Lettre ouverte à TF1

 

 

Cher monsieur,

la première chaîne, c'est une longue histoire. Vous devez sans doute vous en souvenir. Il y a des années de ça, plus précisément en 1986, Jacques Chirac, alors premier ministre, propose la privatisation de l'une des trois chaînes publiques de la télévision (FR3, Antenne 2 et TF1). Finalement, son dévolu fut jeté sur TF1, une chaîne jugée, en son temps, en retard sur la concurrence.

Il ne manquait plus qu'un acquéreur pour empocher la moitié du capital de la chaîne (40 % resteraient sous la forme d'un appel public à l'épargne, et les 10 % seraient partagés entre salariés de la chaîne). Pour dégoter l'actionnaire parfait, la Commission nationale de la communication et des libertés (CNCL) lança, en septembre 1986, un appel à candidature pour la reprise de TF1. Inutile de s'attarder sur les intéressés, seul l'acquéreur nous intéresse, et il porte le nom de Francis Bouygues, votre père. Le 3 avril 1987, c'est l'heure de vérité. Il a fallu mettre le paquet, promettre monts et merveilles lors de cette audition historique. Sans conteste, le candidat Bouygue sen avait dans le crâne, mais aussi sur le compte en banque. Il méritait la victoire !
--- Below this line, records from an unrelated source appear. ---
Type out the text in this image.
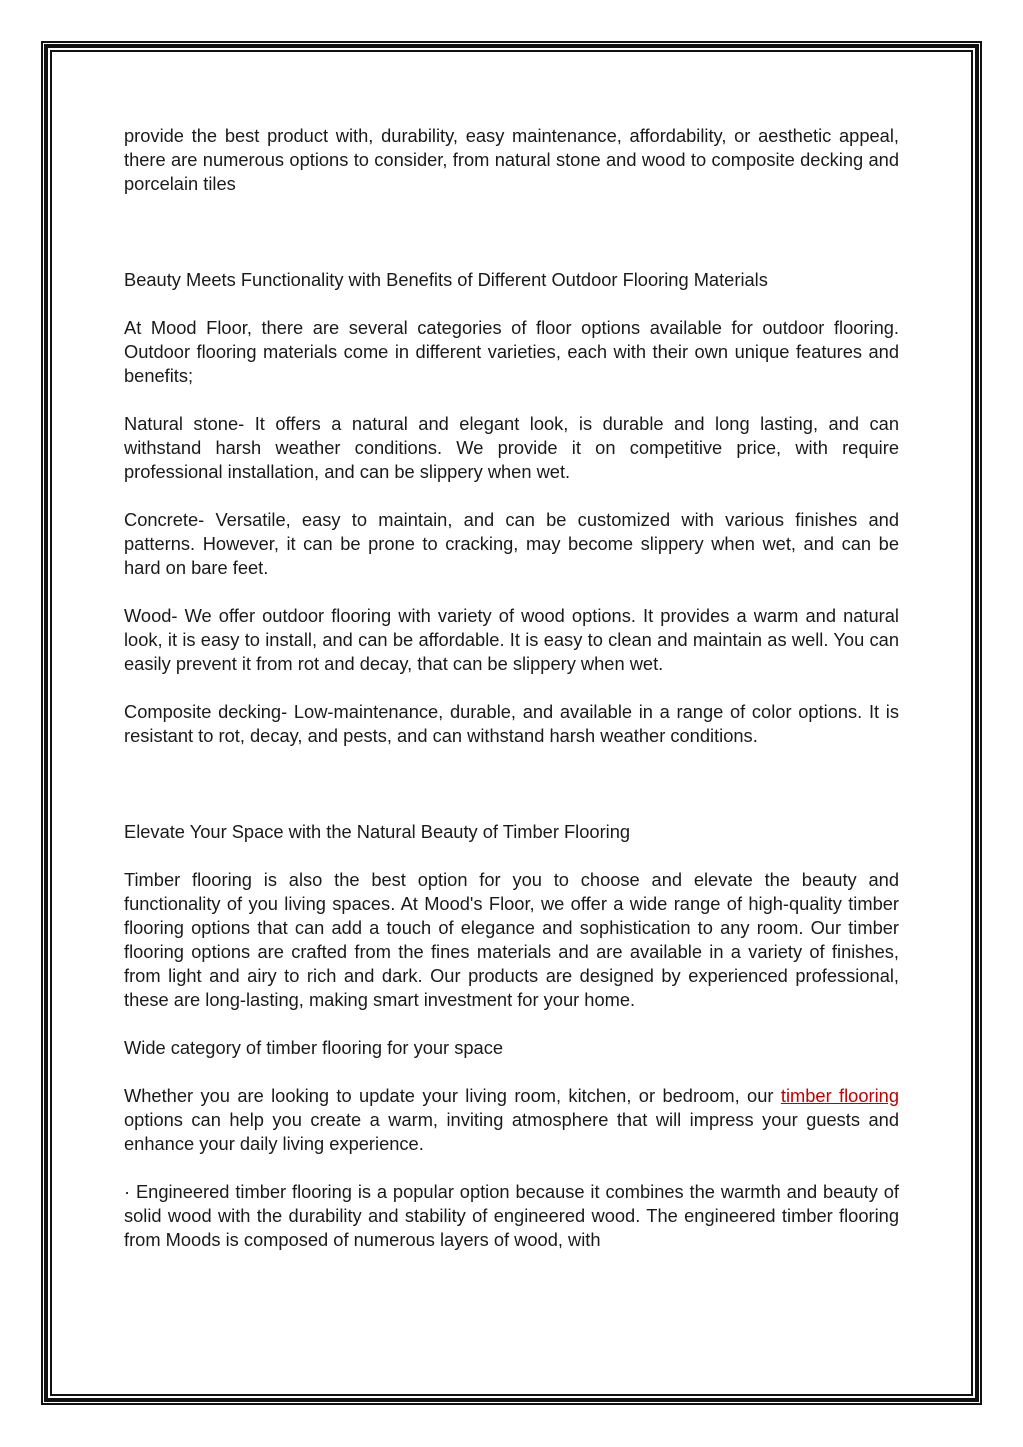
provide the best product with, durability, easy maintenance, affordability, or aesthetic appeal, there are numerous options to consider, from natural stone and wood to composite decking and porcelain tiles

Beauty Meets Functionality with Benefits of Different Outdoor Flooring Materials

At Mood Floor, there are several categories of floor options available for outdoor flooring. Outdoor flooring materials come in different varieties, each with their own unique features and benefits;

Natural stone- It offers a natural and elegant look, is durable and long lasting, and can withstand harsh weather conditions. We provide it on competitive price, with require professional installation, and can be slippery when wet.

Concrete- Versatile, easy to maintain, and can be customized with various finishes and patterns. However, it can be prone to cracking, may become slippery when wet, and can be hard on bare feet.

Wood- We offer outdoor flooring with variety of wood options. It provides a warm and natural look, it is easy to install, and can be affordable. It is easy to clean and maintain as well. You can easily prevent it from rot and decay, that can be slippery when wet.

Composite decking- Low-maintenance, durable, and available in a range of color options. It is resistant to rot, decay, and pests, and can withstand harsh weather conditions.

Elevate Your Space with the Natural Beauty of Timber Flooring

Timber flooring is also the best option for you to choose and elevate the beauty and functionality of you living spaces. At Mood's Floor, we offer a wide range of high-quality timber flooring options that can add a touch of elegance and sophistication to any room. Our timber flooring options are crafted from the fines materials and are available in a variety of finishes, from light and airy to rich and dark. Our products are designed by experienced professional, these are long-lasting, making smart investment for your home.

Wide category of timber flooring for your space

Whether you are looking to update your living room, kitchen, or bedroom, our timber flooring options can help you create a warm, inviting atmosphere that will impress your guests and enhance your daily living experience.

· Engineered timber flooring is a popular option because it combines the warmth and beauty of solid wood with the durability and stability of engineered wood. The engineered timber flooring from Moods is composed of numerous layers of wood, with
Francis Bouygues, votre père, savait jouer sur ses atouts. D'entrée de jeu, il confie être «numéro un dans [son] métier» (avec son entreprise éponyme spécialisée dans le BTP). Votre père «avait un grand projet pour la une et [il avait] trouvé des partenaires, tous des créateurs, de véritables entrepreneurs, partageant à la fois [son] enthousiasme et [sa] foi.» Une vraie machine à réussir ! Mais c'est loin d'être fini, papa Bouygues nomme responsable du projet Patrick Lelay qui se fait un plaisir d'esquisser de vive voix le futur de la Une qu'ils avaient imaginé. Les idées qu'évoque alors Lelay sont, promet-il, «simples». Laissons-lui la parole :

«Tout d'abord, respecter le téléspectateur. En second lieu, nous avons cherché à donner une dynamique nouvelle à la création française.». «Faire absorber au public français des séries américaines, ce n'est pas une fatalité. » «Je crois que le fond de commerce, la réputation d'une chaîne, elle est faite bien sûr de son audience, elle est faite aussi de sa réputation. Et, une chaîne de télévision qui prétend être la première en France, ne peut pas le rester uniquement sur la diffusion de programmes les plus simples à absorber» «La culture française est menacée, c'est vrai, mais la culture française doit résister. Parce que la culture, elle exprime le besoin et le plaisir de vivre ensemble. Parce que la culture exprime une vraie communauté de mémoires, une vraie communauté de projets» Bigre !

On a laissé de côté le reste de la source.